Feds Help Finance Creation of Implantable Body Antenna for ‘Long-term Patient Monitoring’

Feds Help Finance Creation of Implantable Body Antenna for ‘Long-term Patient Monitoring’

NSF provided $5,070 to test devices

BY:  Elizabeth Harrington May 27, 2015 2:35 pm

The National Science Foundation (NSF) is helping fund the creation of an implantable antenna for health care, which could be used for “long-term patient monitoring.”

The government has so far given $5,070 for a graduate fellowship to work on the project, which begins June 1.

The project is being financed in collaboration with the National Research Foundation of Korea to create a high frequency antenna that can be permanently implanted under a person’s skin.

“Antennas operating near or inside the human body are important for a number of applications, including healthcare,” a grant for the project said. “Implantable medical devices such as cardiac pacemakers and retinal implants are a growing feature of modern healthcare, and implantable antennas for these devices are necessary to monitor battery level and device health, to upload and download data used in patient monitoring, and more.”

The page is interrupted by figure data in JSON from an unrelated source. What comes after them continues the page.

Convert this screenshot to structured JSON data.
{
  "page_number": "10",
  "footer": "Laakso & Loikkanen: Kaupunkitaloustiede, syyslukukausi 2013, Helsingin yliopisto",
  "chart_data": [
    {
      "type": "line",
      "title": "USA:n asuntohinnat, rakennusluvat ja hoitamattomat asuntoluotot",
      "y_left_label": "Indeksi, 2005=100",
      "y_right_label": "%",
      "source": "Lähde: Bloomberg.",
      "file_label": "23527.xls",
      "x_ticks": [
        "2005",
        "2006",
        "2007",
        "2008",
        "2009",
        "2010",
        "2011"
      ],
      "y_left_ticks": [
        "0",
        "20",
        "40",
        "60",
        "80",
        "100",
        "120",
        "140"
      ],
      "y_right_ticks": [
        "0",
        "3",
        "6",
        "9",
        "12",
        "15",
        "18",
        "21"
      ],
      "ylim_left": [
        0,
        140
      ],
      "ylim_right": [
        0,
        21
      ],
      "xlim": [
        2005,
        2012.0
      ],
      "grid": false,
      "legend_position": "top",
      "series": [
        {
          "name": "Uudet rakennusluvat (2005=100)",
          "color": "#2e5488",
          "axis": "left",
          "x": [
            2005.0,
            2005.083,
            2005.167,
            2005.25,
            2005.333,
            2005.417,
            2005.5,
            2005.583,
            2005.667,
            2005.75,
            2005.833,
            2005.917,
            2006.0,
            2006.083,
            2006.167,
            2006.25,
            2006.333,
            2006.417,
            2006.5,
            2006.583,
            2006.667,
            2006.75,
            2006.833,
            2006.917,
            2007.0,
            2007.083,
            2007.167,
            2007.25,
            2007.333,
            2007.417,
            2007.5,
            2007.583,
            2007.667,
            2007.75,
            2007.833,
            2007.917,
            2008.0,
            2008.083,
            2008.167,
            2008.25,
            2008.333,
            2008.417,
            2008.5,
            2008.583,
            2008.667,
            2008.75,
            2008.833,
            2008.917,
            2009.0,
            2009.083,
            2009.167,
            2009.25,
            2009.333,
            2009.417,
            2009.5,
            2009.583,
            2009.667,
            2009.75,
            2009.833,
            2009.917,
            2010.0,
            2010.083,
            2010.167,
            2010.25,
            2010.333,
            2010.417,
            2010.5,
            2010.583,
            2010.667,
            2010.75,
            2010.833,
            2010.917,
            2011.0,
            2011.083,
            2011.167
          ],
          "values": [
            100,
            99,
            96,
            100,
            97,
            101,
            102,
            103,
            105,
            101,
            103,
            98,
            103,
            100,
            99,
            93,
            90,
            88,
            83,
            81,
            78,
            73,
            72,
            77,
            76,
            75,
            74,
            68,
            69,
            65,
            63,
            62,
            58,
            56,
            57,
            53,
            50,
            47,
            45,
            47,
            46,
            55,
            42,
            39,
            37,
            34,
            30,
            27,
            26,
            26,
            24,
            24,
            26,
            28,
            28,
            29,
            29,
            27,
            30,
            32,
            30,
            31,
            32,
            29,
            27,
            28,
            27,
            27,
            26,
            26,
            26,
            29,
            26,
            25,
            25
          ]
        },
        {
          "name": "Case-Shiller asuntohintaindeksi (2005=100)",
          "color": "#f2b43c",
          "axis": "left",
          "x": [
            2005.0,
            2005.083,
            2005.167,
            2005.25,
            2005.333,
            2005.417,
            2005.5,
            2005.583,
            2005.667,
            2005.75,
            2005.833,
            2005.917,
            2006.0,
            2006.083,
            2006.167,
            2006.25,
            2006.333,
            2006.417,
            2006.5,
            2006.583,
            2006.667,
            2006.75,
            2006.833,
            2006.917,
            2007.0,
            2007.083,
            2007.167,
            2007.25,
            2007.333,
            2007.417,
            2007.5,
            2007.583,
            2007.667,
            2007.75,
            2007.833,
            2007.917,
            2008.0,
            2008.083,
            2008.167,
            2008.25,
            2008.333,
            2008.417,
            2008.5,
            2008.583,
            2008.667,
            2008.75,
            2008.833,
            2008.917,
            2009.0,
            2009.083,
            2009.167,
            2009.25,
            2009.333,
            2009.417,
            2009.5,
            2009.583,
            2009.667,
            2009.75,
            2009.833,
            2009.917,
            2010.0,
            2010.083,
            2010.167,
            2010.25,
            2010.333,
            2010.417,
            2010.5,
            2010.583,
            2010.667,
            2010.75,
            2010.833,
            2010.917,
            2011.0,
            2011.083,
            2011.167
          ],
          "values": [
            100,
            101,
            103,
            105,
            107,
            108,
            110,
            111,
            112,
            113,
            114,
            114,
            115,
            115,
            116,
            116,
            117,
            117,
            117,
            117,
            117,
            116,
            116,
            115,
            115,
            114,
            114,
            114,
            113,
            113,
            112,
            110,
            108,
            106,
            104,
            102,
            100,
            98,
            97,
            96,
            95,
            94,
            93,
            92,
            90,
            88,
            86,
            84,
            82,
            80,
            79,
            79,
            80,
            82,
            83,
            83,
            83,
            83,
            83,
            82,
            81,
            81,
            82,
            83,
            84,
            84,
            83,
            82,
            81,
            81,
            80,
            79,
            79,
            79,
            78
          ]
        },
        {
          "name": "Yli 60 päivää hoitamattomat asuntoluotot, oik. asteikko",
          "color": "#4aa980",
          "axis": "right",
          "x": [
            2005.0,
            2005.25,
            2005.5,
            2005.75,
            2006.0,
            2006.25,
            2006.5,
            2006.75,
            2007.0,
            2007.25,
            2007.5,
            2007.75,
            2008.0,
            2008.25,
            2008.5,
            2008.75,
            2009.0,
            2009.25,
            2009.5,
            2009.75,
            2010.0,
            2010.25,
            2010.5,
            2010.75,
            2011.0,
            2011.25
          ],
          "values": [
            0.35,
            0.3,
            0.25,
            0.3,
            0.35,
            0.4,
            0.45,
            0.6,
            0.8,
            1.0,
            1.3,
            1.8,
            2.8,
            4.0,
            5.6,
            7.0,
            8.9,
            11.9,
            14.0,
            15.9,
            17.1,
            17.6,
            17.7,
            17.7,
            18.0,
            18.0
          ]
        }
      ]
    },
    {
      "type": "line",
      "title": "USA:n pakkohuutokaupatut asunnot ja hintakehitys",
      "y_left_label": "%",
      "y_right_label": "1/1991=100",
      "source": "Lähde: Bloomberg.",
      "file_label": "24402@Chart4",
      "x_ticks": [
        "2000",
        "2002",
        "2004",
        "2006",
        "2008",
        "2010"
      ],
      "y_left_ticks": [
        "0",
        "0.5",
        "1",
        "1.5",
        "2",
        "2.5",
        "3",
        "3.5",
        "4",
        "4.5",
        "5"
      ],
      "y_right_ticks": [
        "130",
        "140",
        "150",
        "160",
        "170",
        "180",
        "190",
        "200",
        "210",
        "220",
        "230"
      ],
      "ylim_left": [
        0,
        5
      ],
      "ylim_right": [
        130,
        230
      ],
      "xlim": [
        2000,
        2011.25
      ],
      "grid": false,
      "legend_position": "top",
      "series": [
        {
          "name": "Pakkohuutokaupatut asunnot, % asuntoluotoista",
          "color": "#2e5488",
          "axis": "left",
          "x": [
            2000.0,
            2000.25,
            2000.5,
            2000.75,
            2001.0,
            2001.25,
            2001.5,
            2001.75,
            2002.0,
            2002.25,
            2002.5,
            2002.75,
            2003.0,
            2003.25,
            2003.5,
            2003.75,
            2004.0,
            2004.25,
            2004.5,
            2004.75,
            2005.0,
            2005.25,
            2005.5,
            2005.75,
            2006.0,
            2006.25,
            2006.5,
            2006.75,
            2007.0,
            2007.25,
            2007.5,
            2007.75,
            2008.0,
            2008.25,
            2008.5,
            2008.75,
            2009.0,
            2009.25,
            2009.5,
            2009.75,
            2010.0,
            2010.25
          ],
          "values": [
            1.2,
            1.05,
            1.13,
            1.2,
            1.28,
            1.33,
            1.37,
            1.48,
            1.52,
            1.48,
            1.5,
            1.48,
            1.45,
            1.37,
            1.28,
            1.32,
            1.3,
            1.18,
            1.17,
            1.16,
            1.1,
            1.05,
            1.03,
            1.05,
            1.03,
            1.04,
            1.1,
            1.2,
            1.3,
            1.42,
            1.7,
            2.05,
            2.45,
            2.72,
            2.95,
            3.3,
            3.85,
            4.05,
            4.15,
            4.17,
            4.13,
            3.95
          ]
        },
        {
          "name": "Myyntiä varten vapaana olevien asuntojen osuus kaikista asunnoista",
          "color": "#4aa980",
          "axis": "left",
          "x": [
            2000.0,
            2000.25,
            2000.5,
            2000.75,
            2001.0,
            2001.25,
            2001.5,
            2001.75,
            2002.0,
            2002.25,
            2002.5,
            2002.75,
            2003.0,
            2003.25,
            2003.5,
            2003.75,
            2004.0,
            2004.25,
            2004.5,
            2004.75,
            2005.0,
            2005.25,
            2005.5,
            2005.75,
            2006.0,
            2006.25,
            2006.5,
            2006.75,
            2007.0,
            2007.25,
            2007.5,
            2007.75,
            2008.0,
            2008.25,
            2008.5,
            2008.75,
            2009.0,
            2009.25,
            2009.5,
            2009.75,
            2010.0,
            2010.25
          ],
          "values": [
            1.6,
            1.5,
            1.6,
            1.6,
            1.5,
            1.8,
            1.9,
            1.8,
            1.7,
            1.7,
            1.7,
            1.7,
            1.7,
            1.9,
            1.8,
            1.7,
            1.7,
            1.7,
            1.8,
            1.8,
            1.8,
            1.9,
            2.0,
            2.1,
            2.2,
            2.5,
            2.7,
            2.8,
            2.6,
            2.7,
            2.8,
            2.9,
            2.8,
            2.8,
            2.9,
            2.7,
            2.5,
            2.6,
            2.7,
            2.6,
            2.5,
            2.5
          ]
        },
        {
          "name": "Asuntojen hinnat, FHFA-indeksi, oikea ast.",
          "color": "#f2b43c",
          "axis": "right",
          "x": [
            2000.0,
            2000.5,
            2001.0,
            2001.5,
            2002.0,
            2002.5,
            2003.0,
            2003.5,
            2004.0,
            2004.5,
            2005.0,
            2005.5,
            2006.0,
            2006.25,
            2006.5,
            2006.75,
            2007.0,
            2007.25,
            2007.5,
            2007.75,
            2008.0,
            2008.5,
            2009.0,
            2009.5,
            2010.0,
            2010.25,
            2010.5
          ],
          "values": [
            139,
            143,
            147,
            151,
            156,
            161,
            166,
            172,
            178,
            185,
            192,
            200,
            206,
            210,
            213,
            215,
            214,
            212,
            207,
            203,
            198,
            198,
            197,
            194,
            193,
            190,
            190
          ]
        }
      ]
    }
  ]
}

The grant said that an implantable device could be used for “long-term patient monitoring” and “biometric tracking,” or using technology to verify a person’s identity.

“Despite their potential use in long-term patient monitoring and wireless biometric tracking there is limited research on [Ultra High Frequency] UHF [radio-frequency identification] RFID for insertion in high-loss human body environments,” the grant said. “This research will greatly benefit from procedures already in place at Dr. You Chung Chung’s antenna lab at Daegu University in Daegu, Korea.”

The project will test different types of ultra high frequency antenna designs that can be “inserted under the skin for a permanent application.”

“Ultra High Frequency (UHF) RFID tag antennas are printed using conductive ink and have found increased applications due to advantages such as minimal cost, low maintenance, good tag read range, and ability to operate without an integrated battery,” the grant said.

Funding is being distributed through the NSF’s East Asia and Pacific Summer Institutes (EAPSI) for U.S. Graduate Students.

Requests for comment from the NSF were not returned.